I’m seeing cases where CBL 2.x auto conflict resolution leaves some document conflicts unresolved until another revision of the document is saved. This issue persists through app and replicator restarts. Based on this blog article : https://blog.couchbase.com/document-conflicts-couchbase-mobile/
Am I correct in understanding these conflicts should have been resolved automatically?

The iOS DocumentReplicationListener on a continuous push and pull replicator is returning the following error:

Domain=CouchbaseLite Code=10409 “conflicts with newer server revision” UserInfo={NSLocalizedDescription=conflicts with newer server revision}

Version Info:
CBL iOS 2.7.1
SGW 2.7.0

Documents are resolved on pull, not push.
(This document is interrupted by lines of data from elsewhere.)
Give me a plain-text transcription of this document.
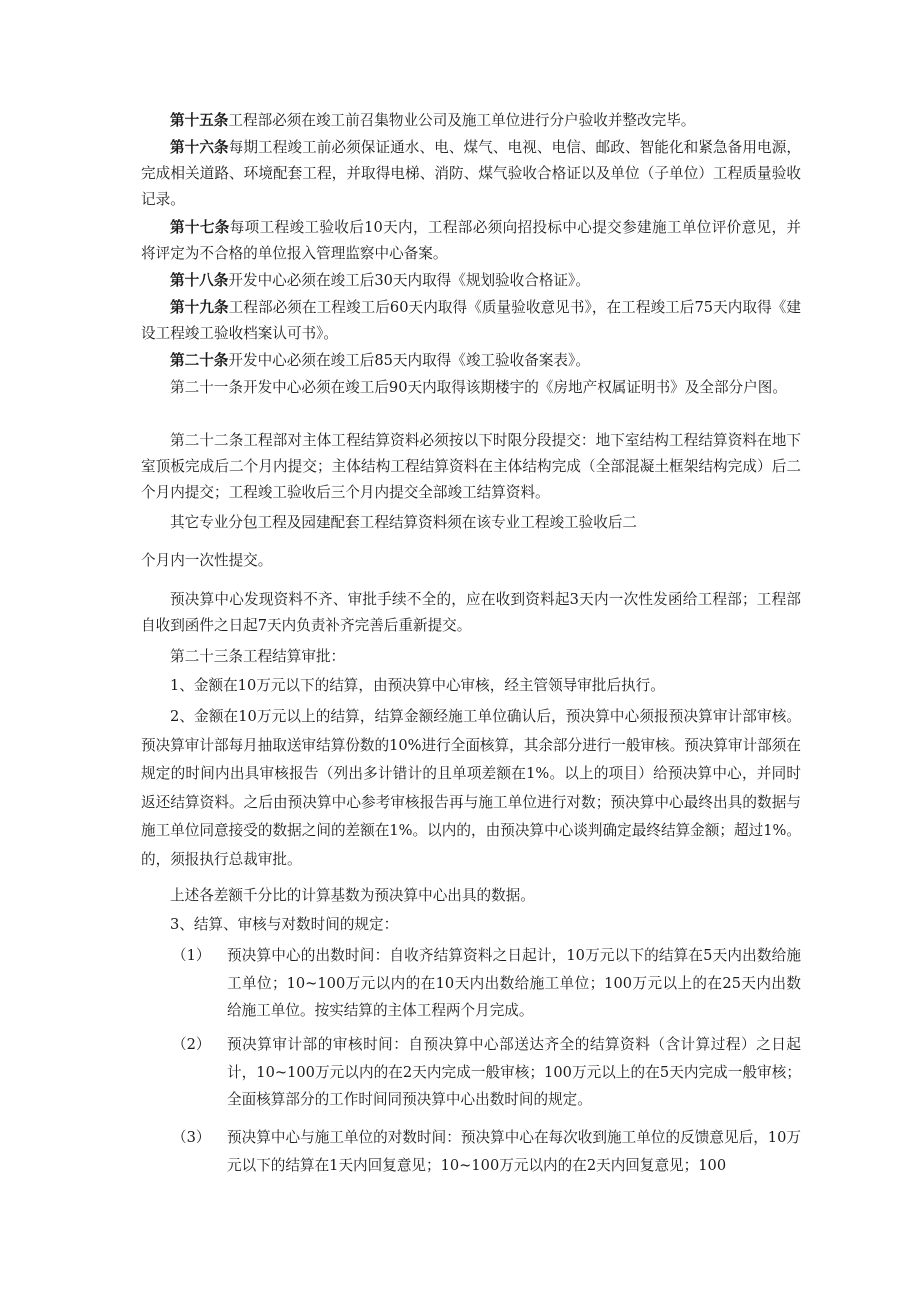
第十五条工程部必须在竣工前召集物业公司及施工单位进行分户验收并整改完毕。

第十六条每期工程竣工前必须保证通水、电、煤气、电视、电信、邮政、智能化和紧急备用电源，完成相关道路、环境配套工程，并取得电梯、消防、煤气验收合格证以及单位（子单位）工程质量验收记录。

第十七条每项工程竣工验收后10天内，工程部必须向招投标中心提交参建施工单位评价意见，并将评定为不合格的单位报入管理监察中心备案。

第十八条开发中心必须在竣工后30天内取得《规划验收合格证》。

第十九条工程部必须在工程竣工后60天内取得《质量验收意见书》，在工程竣工后75天内取得《建设工程竣工验收档案认可书》。

第二十条开发中心必须在竣工后85天内取得《竣工验收备案表》。

第二十一条开发中心必须在竣工后90天内取得该期楼宇的《房地产权属证明书》及全部分户图。

第二十二条工程部对主体工程结算资料必须按以下时限分段提交：地下室结构工程结算资料在地下室顶板完成后二个月内提交；主体结构工程结算资料在主体结构完成（全部混凝土框架结构完成）后二个月内提交；工程竣工验收后三个月内提交全部竣工结算资料。

其它专业分包工程及园建配套工程结算资料须在该专业工程竣工验收后二

个月内一次性提交。

预决算中心发现资料不齐、审批手续不全的，应在收到资料起3天内一次性发函给工程部；工程部自收到函件之日起7天内负责补齐完善后重新提交。

第二十三条工程结算审批：

1、金额在10万元以下的结算，由预决算中心审核，经主管领导审批后执行。

2、金额在10万元以上的结算，结算金额经施工单位确认后，预决算中心须报预决算审计部审核。预决算审计部每月抽取送审结算份数的10%进行全面核算，其余部分进行一般审核。预决算审计部须在规定的时间内出具审核报告（列出多计错计的且单项差额在1%。以上的项目）给预决算中心，并同时返还结算资料。之后由预决算中心参考审核报告再与施工单位进行对数；预决算中心最终出具的数据与施工单位同意接受的数据之间的差额在1%。以内的，由预决算中心谈判确定最终结算金额；超过1%。的，须报执行总裁审批。

上述各差额千分比的计算基数为预决算中心出具的数据。

3、结算、审核与对数时间的规定：

（1）	预决算中心的出数时间：自收齐结算资料之日起计，10万元以下的结算在5天内出数给施工单位；10~100万元以内的在10天内出数给施工单位；100万元以上的在25天内出数给施工单位。按实结算的主体工程两个月完成。
（2）	预决算审计部的审核时间：自预决算中心部送达齐全的结算资料（含计算过程）之日起计，10~100万元以内的在2天内完成一般审核；100万元以上的在5天内完成一般审核；全面核算部分的工作时间同预决算中心出数时间的规定。
（3）	预决算中心与施工单位的对数时间：预决算中心在每次收到施工单位的反馈意见后，10万元以下的结算在1天内回复意见；10~100万元以内的在2天内回复意见；100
Any conflicts on push will just give up and move on, and the assumption is that a subsequent pull will resolve the same document.

If it’s a continuous replicator and there are no other changes to the database will the pull to resolve conflicts still occur?

The question itself is starting with the wrong basis. The reason a conflict happens, as you know, is because there are two different versions that are not in the same revision line (one local and one remote). In order to do the resolution you need to have both revisions available . Push and pull are independent and do not communicate with each other, so all push knows is “the server has a different version than me” and therefore cannot do anything. The pull realizes “this thing I just got is different than the thing that is already stored” and therefore has both versions. This happens regardless of replicator type (though there is another issue with one-shot where the resolved document is not pushed on the same run).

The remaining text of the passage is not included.